O cinema brasileiro enfrenta muitos problemas que vão desde a falta de apoio popular até a dificuldade de investimento, mas isso não nos deixa para trás. Mesmo nossas produções de baixo orçamento mostram uma qualidade e um cuidado inimagináveis, e é nesse cenário que podemos inserir o filme Prédio Vazio, disponível no Globoplay.
Dirigido por Rodrigo Aragão, conhecido por filmes como Fábulas Negras, A Noite do Chupacabra e Mar Negro, e produzido pela Fábulas Filmes, o longa conta com um elenco composto por Gilda Nomacce, que atuou em Quando Eu Era Vivo, As Boas Maneiras e Ausência; Rejane Arruda, de Carandiru e As Órbitas da Água, além da novela O Cravo e a Rosa; Caio Macedo, presente em Ruas da Glória, Cemitérios das Almas Perdidas e Pedágio; além de Lorena Corrêa, Leonardo Magalhães, entre outros.
O filme se passa na cidade de Guarapari, no Espírito Santo, e utiliza uma característica muito peculiar da cidade como arco principal de sua história. Guarapari é um destino turístico conhecido por suas belas praias, porém os prédios e locações ao redor tendem a ficar vazios durante boa parte do ano, lotando apenas nos períodos festivos, principalmente de novembro a fevereiro. É nesse cenário que a narrativa se desenvolve. Luna, interpretada por Lorena Corrêa, viaja para a cidade em busca de sua mãe, que desaparece misteriosamente após o Carnaval. Durante a investigação, a jovem chega a um prédio antigo onde supostamente sua mãe esteve hospedada e lá conhece Dora, vivida por Gilda Nomacce, a zeladora do local, que aceita ajudá-la, mas a alerta de que o prédio é assombrado.

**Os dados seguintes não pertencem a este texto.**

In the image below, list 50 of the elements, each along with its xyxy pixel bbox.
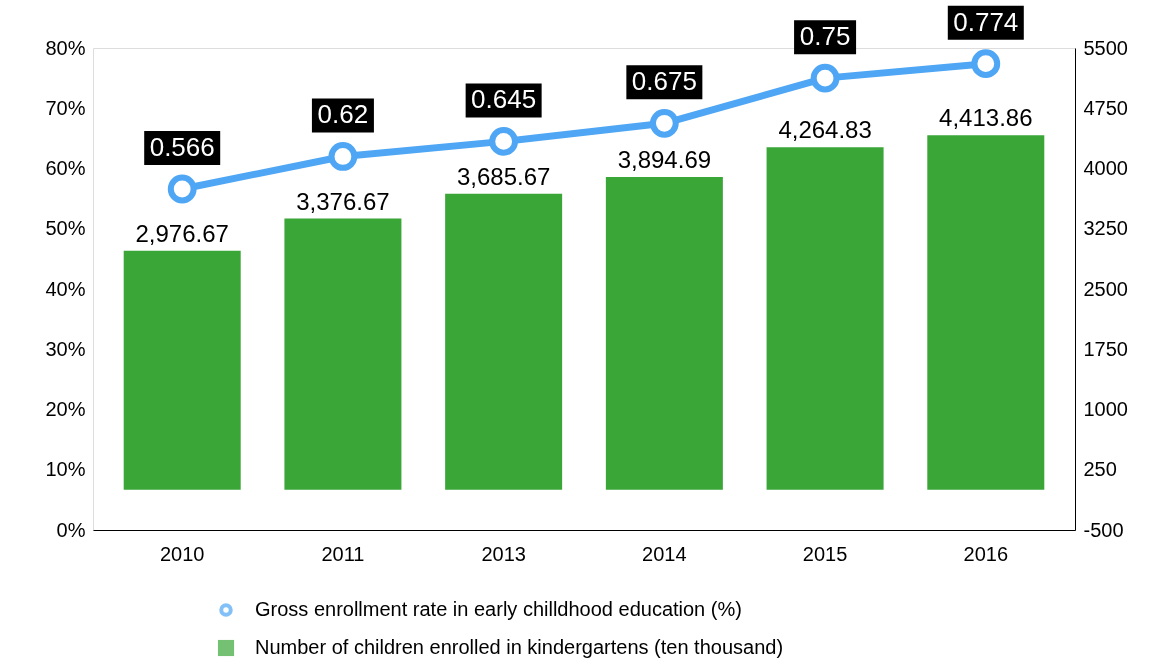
bar [605,176,723,490]
y-tick-label: 70% [45,96,86,119]
point [167,174,197,204]
x-tick-label: 2016 [963,542,1009,565]
y-tick-label: 20% [45,398,86,420]
y2-tick-label: 3250 [1083,217,1128,240]
point [649,108,679,138]
x-tick-label: 2014 [642,542,687,565]
y2-tick-label: 250 [1083,458,1117,481]
x-tick-label: 2015 [802,542,848,565]
data-label: 0.645 [471,84,537,115]
y2-tick-label: 1000 [1083,398,1128,420]
y2-tick-label: 1750 [1083,337,1128,360]
data-label: 0.62 [317,99,369,130]
bar [123,250,241,490]
point [810,63,840,93]
data-label: 3,685.67 [456,162,551,190]
data-label: 3,894.69 [617,145,712,173]
legend-label: Number of children enrolled in kindergartens (ten thousand) [255,636,784,658]
data-label: 0.75 [799,21,851,52]
bar [284,218,402,490]
data-label: 4,413.86 [939,104,1033,132]
y-tick-label: 30% [45,337,86,360]
data-label: 0.774 [953,6,1019,37]
x-tick-label: 2013 [481,542,526,565]
point [971,49,1001,79]
legend-label: Gross enrollment rate in early chilldhood education (%) [255,598,742,620]
y2-tick-label: 4750 [1083,96,1128,119]
x-tick-label: 2011 [321,542,365,565]
data-label: 0.566 [149,131,215,162]
data-label: 2,976.67 [135,219,229,247]
data-label: 4,264.83 [778,116,872,144]
y-tick-label: 60% [45,157,86,179]
point [489,127,519,156]
bar [766,147,884,490]
x-tick-label: 2010 [159,542,205,565]
y-tick-label: 50% [45,217,86,240]
y2-tick-label: 5500 [1083,36,1128,59]
y-tick-label: 0% [56,518,86,541]
point [328,142,358,171]
y-tick-label: 40% [45,277,86,300]
y2-tick-label: -500 [1083,518,1124,541]
y2-tick-label: 2500 [1083,277,1128,300]
bar [445,193,563,490]
y-tick-label: 80% [45,36,86,59]
bar [927,135,1045,490]
y2-tick-label: 4000 [1083,157,1128,179]
y-tick-label: 10% [45,458,86,481]
data-label: 0.675 [631,66,697,97]
data-label: 3,376.67 [296,187,390,215]
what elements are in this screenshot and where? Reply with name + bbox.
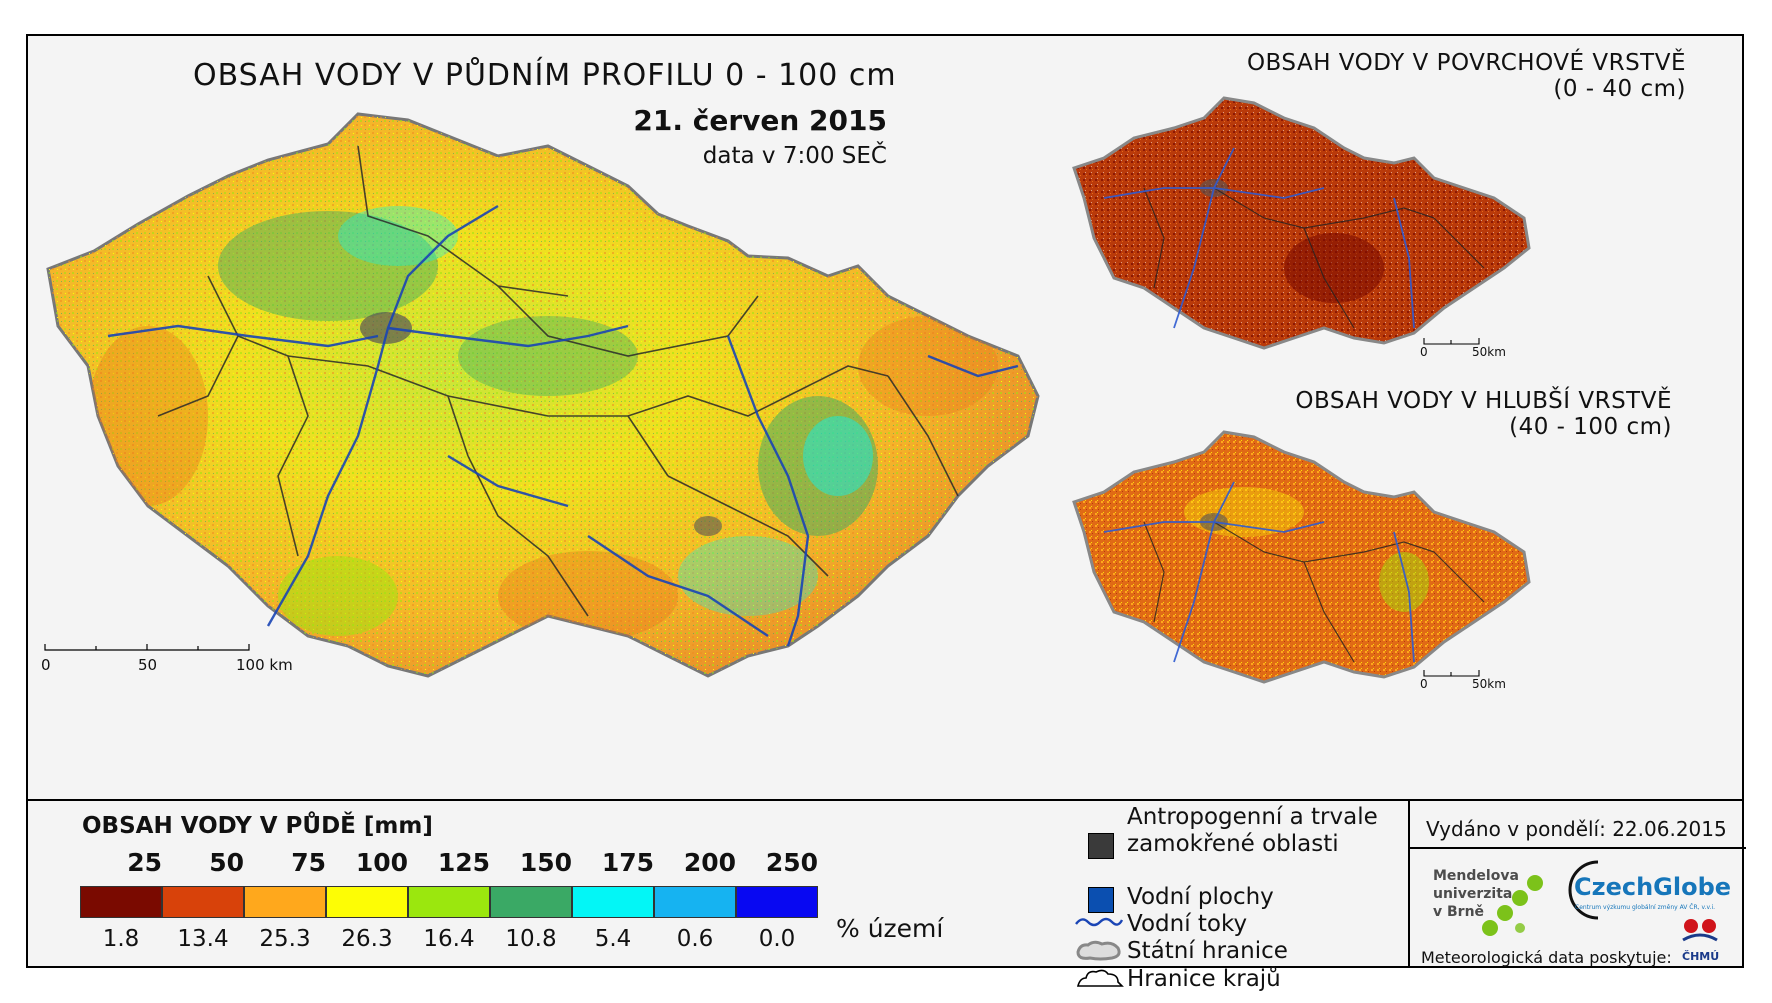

Uma breve apresentação da premissa é suficiente para evitar muitos spoilers. O filme possui uma fotografia muito bonita, embora o jogo de câmera deixe um pouco a desejar. Entende-se que, por se tratar de uma produção independente, algumas limitações tenham existido, mas nada que comprometa excessivamente a experiência. O que senti falta, particularmente, foi de um uso mais elaborado de efeitos especiais. A maquiagem está no ponto certo, porém efeitos mecânicos só funcionam bem quando tudo está perfeitamente alinhado. Sou do time Tim Burton, que prefere efeitos práticos por tornarem a experiência mais realista e por ajudarem na interpretação dos atores, que não precisam contracenar com o nada. Ainda assim, certas cenas que deveriam ser mais assustadoras acabam lembrando antigas pegadinhas do programa do Silvio Santos.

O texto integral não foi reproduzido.